The stakes are raised in a way that only slick US crime dramas know how: first, a boy is snatched and his nanny murdered. With the statistic that 75 per cent of kidnapped children are killed within three hours of abduction ringing in their ears, the pressure is on for the cops in the most gripping episode of this season so far.
— David Brown,
 Radio Times

===Ratings===
In its original American broadcast on 4 October 2011, "Missing" was seen by 9.95 million viewers, according to Nielsen ratings. Among viewers between ages 18 and 49, it received a 2.0 rating/11 share. This means that it was seen by 2.0 per cent of all 18- to 49-year-olds, and 11 per cent of all 18- to 49-year-olds watching television at the time of the broadcast. This episode achieved a significant higher number of viewers than the previous episode, "Hunting Party", as well as the subsequent episode, "Lazarus Man". Body of Proof came fifth in the ratings on Tuesday night; it was outperformed by one episode of ABC's Dancing with the Stars, one episode of CBS's NCIS and Unforgettable and NCISs spinoff, NCIS: Los Angeles.
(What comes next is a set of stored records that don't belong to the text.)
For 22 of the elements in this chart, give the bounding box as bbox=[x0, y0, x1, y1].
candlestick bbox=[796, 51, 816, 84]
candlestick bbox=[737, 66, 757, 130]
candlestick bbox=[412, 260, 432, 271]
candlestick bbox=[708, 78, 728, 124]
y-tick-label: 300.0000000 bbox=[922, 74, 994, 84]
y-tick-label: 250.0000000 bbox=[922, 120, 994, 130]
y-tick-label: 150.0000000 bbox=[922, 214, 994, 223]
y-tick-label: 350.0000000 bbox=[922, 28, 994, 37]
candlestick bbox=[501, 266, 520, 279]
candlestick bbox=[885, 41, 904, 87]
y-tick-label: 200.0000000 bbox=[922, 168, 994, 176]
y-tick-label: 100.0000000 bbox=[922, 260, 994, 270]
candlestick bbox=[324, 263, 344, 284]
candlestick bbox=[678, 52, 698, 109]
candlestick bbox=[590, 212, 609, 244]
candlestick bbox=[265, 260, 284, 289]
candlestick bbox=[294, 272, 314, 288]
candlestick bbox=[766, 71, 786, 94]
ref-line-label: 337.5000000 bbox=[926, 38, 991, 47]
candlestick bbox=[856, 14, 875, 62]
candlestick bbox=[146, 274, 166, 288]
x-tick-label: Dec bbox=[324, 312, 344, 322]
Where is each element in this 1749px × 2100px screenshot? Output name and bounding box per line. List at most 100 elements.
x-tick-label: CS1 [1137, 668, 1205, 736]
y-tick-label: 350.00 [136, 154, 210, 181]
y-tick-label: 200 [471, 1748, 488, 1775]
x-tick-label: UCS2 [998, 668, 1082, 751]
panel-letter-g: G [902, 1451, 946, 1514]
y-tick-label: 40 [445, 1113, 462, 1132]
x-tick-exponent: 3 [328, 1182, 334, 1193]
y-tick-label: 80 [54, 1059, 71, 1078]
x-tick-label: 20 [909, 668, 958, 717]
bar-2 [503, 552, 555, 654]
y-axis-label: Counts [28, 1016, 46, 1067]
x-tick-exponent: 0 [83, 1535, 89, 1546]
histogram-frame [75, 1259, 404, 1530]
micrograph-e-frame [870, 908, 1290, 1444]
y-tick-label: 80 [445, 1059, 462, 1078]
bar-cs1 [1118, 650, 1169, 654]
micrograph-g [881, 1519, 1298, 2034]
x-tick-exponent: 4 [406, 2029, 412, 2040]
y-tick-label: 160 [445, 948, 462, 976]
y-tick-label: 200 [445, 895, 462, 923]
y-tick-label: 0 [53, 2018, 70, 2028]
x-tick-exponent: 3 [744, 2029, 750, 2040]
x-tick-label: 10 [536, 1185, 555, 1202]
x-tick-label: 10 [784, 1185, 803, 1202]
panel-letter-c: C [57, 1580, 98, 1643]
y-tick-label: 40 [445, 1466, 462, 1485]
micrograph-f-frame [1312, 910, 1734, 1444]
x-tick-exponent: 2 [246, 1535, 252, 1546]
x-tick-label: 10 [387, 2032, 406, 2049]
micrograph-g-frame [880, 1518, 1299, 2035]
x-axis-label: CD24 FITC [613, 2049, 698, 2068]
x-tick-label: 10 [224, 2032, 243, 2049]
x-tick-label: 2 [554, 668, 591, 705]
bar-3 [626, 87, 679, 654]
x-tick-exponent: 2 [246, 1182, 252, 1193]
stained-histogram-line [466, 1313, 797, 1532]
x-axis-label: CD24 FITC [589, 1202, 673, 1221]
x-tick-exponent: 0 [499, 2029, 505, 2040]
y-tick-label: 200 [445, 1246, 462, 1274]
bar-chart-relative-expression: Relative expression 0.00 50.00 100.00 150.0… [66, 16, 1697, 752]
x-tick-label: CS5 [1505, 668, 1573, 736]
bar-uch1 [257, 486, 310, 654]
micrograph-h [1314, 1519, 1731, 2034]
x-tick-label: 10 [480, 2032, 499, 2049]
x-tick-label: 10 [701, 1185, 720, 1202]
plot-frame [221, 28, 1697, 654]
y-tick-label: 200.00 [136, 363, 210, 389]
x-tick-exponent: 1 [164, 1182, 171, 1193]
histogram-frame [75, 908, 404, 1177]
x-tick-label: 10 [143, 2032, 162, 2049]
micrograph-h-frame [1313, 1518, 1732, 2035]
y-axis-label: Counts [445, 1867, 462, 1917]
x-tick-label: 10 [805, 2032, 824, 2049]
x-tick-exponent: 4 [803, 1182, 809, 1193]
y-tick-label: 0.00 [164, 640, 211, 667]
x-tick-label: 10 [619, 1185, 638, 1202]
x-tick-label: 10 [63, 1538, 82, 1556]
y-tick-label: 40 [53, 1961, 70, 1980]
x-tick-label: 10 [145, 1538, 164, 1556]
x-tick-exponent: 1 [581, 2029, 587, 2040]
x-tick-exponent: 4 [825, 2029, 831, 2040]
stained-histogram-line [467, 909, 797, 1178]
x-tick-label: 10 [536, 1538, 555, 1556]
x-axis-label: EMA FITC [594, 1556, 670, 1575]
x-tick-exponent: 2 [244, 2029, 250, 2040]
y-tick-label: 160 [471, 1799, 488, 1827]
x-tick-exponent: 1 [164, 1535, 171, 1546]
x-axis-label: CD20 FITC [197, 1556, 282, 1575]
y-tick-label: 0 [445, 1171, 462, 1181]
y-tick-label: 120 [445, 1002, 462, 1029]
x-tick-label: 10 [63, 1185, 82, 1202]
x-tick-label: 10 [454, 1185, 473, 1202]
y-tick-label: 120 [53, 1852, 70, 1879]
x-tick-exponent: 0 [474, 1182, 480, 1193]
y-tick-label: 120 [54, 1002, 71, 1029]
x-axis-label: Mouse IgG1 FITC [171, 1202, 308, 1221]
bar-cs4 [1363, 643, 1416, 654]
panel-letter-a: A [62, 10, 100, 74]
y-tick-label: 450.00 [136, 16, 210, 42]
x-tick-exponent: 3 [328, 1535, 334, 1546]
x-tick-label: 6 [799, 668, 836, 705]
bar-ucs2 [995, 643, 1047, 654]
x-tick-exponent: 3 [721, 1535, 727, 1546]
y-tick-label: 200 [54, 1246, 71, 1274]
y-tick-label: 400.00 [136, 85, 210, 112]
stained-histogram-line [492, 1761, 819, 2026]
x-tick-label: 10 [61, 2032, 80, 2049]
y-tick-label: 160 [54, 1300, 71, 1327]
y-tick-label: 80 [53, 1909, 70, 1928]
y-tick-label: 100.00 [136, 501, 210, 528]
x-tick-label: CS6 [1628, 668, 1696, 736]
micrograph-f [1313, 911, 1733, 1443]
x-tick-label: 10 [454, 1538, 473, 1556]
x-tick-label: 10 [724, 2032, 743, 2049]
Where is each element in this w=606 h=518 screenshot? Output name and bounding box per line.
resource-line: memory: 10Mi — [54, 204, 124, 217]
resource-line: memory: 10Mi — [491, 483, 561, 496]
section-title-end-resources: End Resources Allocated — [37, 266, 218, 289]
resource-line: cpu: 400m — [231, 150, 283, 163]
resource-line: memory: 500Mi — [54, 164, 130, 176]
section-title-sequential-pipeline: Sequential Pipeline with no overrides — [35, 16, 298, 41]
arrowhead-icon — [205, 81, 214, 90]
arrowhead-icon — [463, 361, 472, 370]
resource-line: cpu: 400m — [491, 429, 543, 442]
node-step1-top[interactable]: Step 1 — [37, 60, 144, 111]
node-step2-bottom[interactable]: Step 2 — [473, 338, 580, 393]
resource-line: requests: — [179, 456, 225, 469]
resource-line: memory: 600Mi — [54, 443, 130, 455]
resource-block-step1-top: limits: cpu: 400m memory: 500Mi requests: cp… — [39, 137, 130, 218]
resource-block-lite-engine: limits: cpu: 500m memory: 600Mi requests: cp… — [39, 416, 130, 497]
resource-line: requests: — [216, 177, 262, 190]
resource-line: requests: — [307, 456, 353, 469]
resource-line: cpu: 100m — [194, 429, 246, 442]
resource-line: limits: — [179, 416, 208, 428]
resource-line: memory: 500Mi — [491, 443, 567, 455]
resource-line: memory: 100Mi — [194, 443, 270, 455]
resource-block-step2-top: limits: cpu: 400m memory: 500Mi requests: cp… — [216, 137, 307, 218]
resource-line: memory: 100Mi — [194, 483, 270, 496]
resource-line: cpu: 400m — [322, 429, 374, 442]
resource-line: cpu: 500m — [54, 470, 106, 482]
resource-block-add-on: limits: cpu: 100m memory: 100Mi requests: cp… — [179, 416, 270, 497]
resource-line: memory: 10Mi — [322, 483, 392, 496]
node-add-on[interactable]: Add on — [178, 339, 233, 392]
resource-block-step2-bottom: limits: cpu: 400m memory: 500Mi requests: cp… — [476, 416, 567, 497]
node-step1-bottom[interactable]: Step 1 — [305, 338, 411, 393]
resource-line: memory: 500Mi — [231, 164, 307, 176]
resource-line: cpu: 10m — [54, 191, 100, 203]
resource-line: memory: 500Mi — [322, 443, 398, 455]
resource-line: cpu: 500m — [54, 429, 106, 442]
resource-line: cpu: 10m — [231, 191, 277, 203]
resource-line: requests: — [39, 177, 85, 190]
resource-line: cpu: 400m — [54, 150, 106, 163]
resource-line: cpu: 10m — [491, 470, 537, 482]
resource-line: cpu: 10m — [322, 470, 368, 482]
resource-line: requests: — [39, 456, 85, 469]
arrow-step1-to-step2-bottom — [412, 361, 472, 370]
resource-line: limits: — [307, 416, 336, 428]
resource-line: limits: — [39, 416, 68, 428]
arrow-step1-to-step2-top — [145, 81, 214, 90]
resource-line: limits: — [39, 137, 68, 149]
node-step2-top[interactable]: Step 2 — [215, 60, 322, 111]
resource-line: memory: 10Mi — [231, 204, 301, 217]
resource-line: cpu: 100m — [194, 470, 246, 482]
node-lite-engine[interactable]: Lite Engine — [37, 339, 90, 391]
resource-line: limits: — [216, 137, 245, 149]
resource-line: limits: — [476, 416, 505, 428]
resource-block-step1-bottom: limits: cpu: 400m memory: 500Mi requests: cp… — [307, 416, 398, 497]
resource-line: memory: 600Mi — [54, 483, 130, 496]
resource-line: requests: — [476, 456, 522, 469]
However, the episode came second in the timeslot it aired in, being beaten b Unforgettable. "Missing" was watched by 1.35 million viewers upon its airing on Channel 5 in the United Kingdom.

===Critical response===
The episode received positive reviews. The episode was described as "tense", with Christine Orlando from TV Fanatic, saying that ""Missing" upped the emotional intensity when the autopsies weren't about finding a killer, but about finding a kidnapped little boy". Orlando said that the scenes with Bud were a highlight, as well as the scenes with Megan and Derek. Orlando said, "I enjoyed the banter between Megan and Derek. He's the optimist to her pessimist. When they get the photo of the boy, Derek pointed out that at least he's alive and not alone. Megan said yes, but he's sick and possibly coughing up blood. The amateur nature of the photo gave Derek hope that the kidnapper wasn't a professional. Great, said Megan, that meant he was incompetent and desperate. Was anyone else seeing a case where opposites attract?". She said it was a "pity" that Megan turned Derek down; "Megan could use a bit of a love life and I'm hoping we see more of Agent Ames in the future". She said she was "thankful" that there was not a storyline with Lacey (Mary Mouser), saying that the storyline with Megan and Kate arguing over Lacey had gotten "old", "I'm happy they seem to be moving on". Finishing, she praised the scenes with Megan and Joan and added, "Having been a bit bored with last week's episode, I was glad to see Body of Proof step up its game. The only thing lacking was a bit of the humour I've grown to love".